Spirulina, l’Efsa lancia l’allarme cianobatteri ma le nostre analisi tranquillizzano

SPIRULINA

Se pensate che quella dei superfood e della spirulina in particolare sia una moda solo italiana vi sbagliate di grosso. Secondo un recente sondaggio del Bfr tedesco, l’istituto federale per la valutazione del rischio, il 48% della popolazione pensa che i superfood abbiano proprietà benefiche e debbano far parte di una dieta sana. Solo un risicato 8% ritiene che possano esserci dei rischi derivanti dal loro consumo. Andando a spulciare il sondaggio (che potete leggere in lingua inglese a questo link) sette tedeschi su dieci hanno sentito parlare dei superfood e, di questi, il 37% pensa che siano sani, e il 17% che contengano vitamine. Sollecitati ad indicare almeno un superfood a loro noto, gli intervistati citano, nell’ordine, i semi di chia, le bacche di goji, la quinoa, i semi di lino, il ribes nero e l’avena, cioè piante che contengono principi attivi quali vitamine, antiossidanti e acidi grassi omega tre che si possono trovare anche in piante non importate. Ma poi, alla resa dei conti, i tedeschi dichiarano di non farne uso costante: solo il 30%, infatti, ne assume almeno uno alla settimana.

Nel bilancio tra rischi e benefici, i tedeschi propendono per i secondi: quasi uno su due ne attribuisce molte ai superfood, un altro quarto abbastanza e solo circa il 20% poche. Al contrario, se si chiede di valutare i rischi, si vede che meno di uno su tre considera questi alimenti a rischio alto o medio, mentre più del 50% ritiene che non ci siano pericoli, o che siano bassissimi. In realtà sappiamo che non sempre naturale fa rima con salutare. Alcuni superfood, pensiamo al pompelmo, possono interagire negativamente con alcuni farmaci e andrebbero assunti sempre con cautela e non prima di aver consultato un medico (se si soffre di una patologia cronica, ad esempio). La spirulina, inoltre, è stata oggetto di un’allerta da parte dell’Anses perché la sua natura – è un’alga – la rende più vulnerabile all’esposizione di metalli pesanti. Anche l’Efsa, nella “Revisione e analisi della presenza, esposizione e tossicità delle tossine dei cianobatteri negli alimenti” pubblicata nel 2016 e nel recente rapporto Clefsa (Climate change and Emerging risks for Food Safety), mette in guardia i consumatori da queste microalghe, sottolineando che “in ambienti naturali, potrebbero essere contaminate da cianotossine perché vivono nello stesso ambiente marino dei cianobatteri che le producono. I cambiamenti climatici potrebbero contribuire ad aumentare la probabilità di fioriture di cianobatteri tossici”.

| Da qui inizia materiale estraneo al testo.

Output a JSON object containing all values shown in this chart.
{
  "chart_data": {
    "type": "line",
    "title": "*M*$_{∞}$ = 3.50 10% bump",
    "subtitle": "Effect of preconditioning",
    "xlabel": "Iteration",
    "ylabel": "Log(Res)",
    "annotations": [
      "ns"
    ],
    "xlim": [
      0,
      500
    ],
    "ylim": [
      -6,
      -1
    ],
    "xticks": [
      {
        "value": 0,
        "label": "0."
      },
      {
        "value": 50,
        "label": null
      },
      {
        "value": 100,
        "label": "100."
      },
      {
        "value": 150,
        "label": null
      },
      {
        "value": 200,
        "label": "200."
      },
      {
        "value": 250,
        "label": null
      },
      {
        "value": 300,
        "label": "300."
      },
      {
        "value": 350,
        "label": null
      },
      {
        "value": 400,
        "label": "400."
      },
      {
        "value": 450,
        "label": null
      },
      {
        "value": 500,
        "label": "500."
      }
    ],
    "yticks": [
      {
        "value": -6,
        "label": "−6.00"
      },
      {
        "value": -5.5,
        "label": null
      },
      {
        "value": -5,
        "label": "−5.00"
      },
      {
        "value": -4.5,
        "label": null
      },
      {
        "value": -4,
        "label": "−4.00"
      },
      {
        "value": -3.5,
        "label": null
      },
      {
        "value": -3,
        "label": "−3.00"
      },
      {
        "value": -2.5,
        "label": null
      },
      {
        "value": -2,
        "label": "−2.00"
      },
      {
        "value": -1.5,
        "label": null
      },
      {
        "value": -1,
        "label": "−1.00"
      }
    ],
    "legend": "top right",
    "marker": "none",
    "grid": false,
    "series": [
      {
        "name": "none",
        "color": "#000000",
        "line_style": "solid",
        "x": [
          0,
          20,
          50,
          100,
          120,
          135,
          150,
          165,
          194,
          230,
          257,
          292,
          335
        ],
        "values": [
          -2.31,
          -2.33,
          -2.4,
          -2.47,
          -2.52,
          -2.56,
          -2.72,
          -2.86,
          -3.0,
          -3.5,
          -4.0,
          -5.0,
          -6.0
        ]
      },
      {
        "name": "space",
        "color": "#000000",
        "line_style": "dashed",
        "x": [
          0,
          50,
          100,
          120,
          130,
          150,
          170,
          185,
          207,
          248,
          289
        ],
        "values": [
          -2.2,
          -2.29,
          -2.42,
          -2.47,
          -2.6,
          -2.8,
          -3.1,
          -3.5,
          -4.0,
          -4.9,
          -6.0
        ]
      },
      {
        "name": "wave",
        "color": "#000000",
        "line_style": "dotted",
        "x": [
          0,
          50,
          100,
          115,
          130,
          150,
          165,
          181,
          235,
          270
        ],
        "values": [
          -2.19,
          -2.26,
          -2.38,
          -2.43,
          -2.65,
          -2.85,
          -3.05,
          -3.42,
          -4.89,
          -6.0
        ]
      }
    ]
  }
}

Si tratta, tuttavia, di un allarme che non ha trovato conferma  nel nostro test di copertina del mensile che trovate in edicola (e che si può acquistare anche qui). Le nostre analisi su 17 prodotti a base di spirulina (tra integratori, pasta, pane e barrette) hanno restituito l’immagine di un mercato pulito: alcune delle analisi cui abbiamo sottoposto il nostro campione, infatti, si sono soffermate proprio alla ricerca dei cianobatteri. Ciò è possibile perché la coltivazione viene fatta in bacini chiusi, cioè senza l’ingresso di acqua non controllata che potrebbe apportare dei contaminanti.